Question

A charge of `-2 C` is at `(6 , -5 )` and a charge of `-3 C` is at `(3, 5 )`. If both coordinates are in meters, what is the force between the charges?

Answer 1

`F=4.95*10^8N`

Explanation:

The distance formula for Cartesian coordinates is

`d=sqrt((x_2-x_1)^2+(y_2-y_1)^2`
Where `x_1, y_1`, and`x_2, y_2` are the Cartesian coordinates of two points respectively.
Let `(x_1,y_1)` represent `(6,-5)` and `(x_2,y_2)` represent `(3,5)`.

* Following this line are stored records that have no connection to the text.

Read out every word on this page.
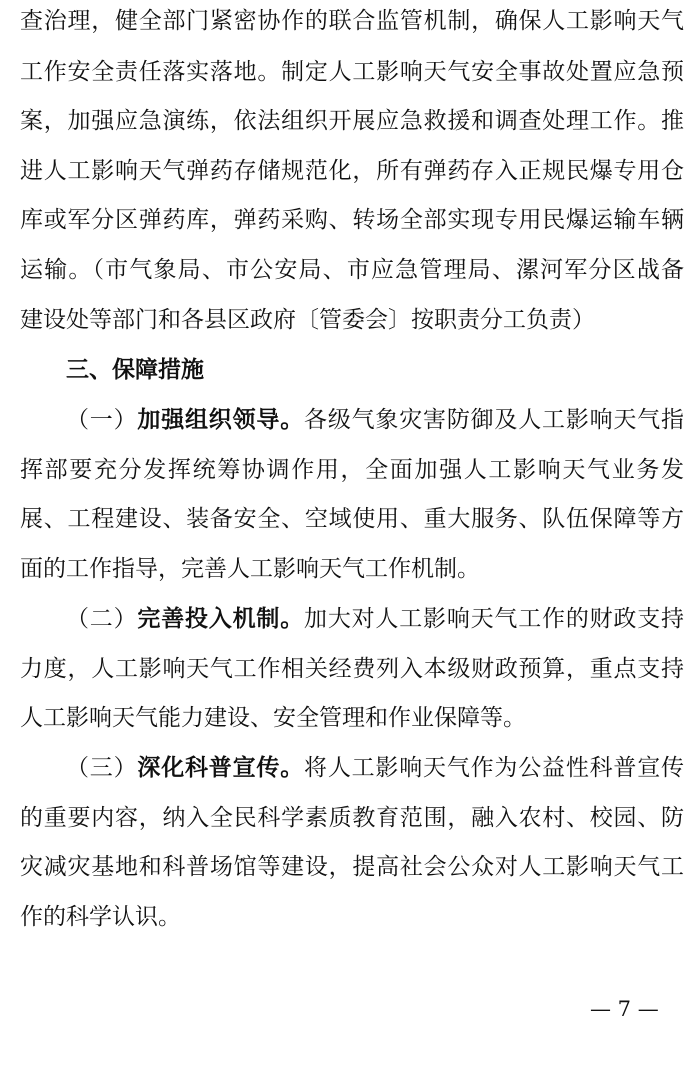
查治理，健全部门紧密协作的联合监管机制，确保人工影响天气
工作安全责任落实落地。制定人工影响天气安全事故处置应急预
案，加强应急演练，依法组织开展应急救援和调查处理工作。推
进人工影响天气弹药存储规范化，所有弹药存入正规民爆专用仓
库或军分区弹药库，弹药采购、转场全部实现专用民爆运输车辆
运输。（市气象局、市公安局、市应急管理局、漯河军分区战备
建设处等部门和各县区政府〔管委会〕按职责分工负责）
三、保障措施
（一）加强组织领导。各级气象灾害防御及人工影响天气指
挥部要充分发挥统筹协调作用，全面加强人工影响天气业务发
展、工程建设、装备安全、空域使用、重大服务、队伍保障等方
面的工作指导，完善人工影响天气工作机制。
（二）完善投入机制。加大对人工影响天气工作的财政支持
力度，人工影响天气工作相关经费列入本级财政预算，重点支持
人工影响天气能力建设、安全管理和作业保障等。
（三）深化科普宣传。将人工影响天气作为公益性科普宣传
的重要内容，纳入全民科学素质教育范围，融入农村、校园、防
灾减灾基地和科普场馆等建设，提高社会公众对人工影响天气工
作的科学认识。
— 7 —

`implies d=sqrt((3-6)^2+(5-(-5))^2)`
`implies d=sqrt((-3)^2+(10)^2`
`implies d=sqrt(9+100)`
`implies d=sqrt(109)`

Hence the distance between the two charges is `sqrt(109)`.

The electrostatic force between two charges is given by
`F=(kq_1q_2)/r^2`
Where `F` is the force between the charges, `k` is the constant

and its value is `9*10^9 Nm^2/C^2`,`q_1` and `q_2` are the

magnitudes of the charges and `r` is the distance between the two charges.

Here `F=??`, `k=9*10^9Nm^2/C^2`, `q_1=-2C`, `q_2=-3C` and `r=d=sqrt109`.

`implies F=(9*10^9(-2)(-3))/(sqrt109)^2=(9*10^9*6)/109=(54*10^9)/109=0.495*10^9N=4.95*10^8N`
`implies F=4.95*10^8N`

Since the force is positive therefore the force is repullsive.